Ein Tanzquartett von Birgit Freitag
Choreografie: Birgit Freitag
Eine Moks- und Junge Akteure-Produktion

Woher kommst du? Was treibt dich an? Wie stellst du dir deine Zukunft vor? Auf der Bühne begegnen sich zwei SchauspielerInnen und zwei Jugendliche und stellen sich auf spielerische Weise wichtigen Fragen des Lebens.

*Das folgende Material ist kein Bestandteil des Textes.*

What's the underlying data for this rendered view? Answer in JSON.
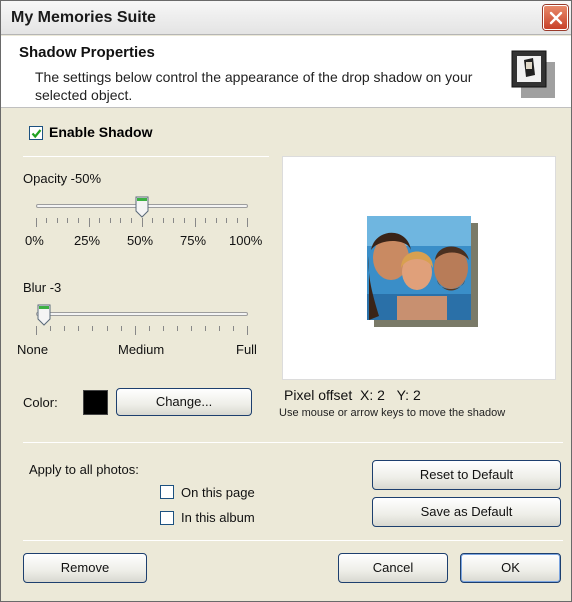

Aus dem Kaleidoskop von Antworten entsteht ein facettenreiches Bild verschieden langer Lebenswege, die alle von Migrationsgeschichten und unterschiedlichen Familienkonstellationen erzählen, in denen gelebt wurde oder wird. In dem Aufeinandertreffen der zwei Generationen und der zwei Geschlechter bilden sich immer wieder neue Verbindungen und Konstellationen, die zu wechselnden Kräfteverhältnissen führen. In ihrer Choreographie spürt Birgit Freitag den Gesetzmäßigkeiten des Quartetts nach, der kleinstmöglichen Form, in der Individualität in Kollektivität übergehen kann. Mit "Für Vier" setzt Birgit Freitag, freischaffende Choreografin aus Bremen, ihre Arbeit am Jungen Theater fort. Seit 2009 kreiert sie Tanzstücke – in einem künstlerischen Genre zwischen Bewegungs-Porträt und biografischer Fiktion.

Hier können Sie sich den Trailer zum Stück ansehen.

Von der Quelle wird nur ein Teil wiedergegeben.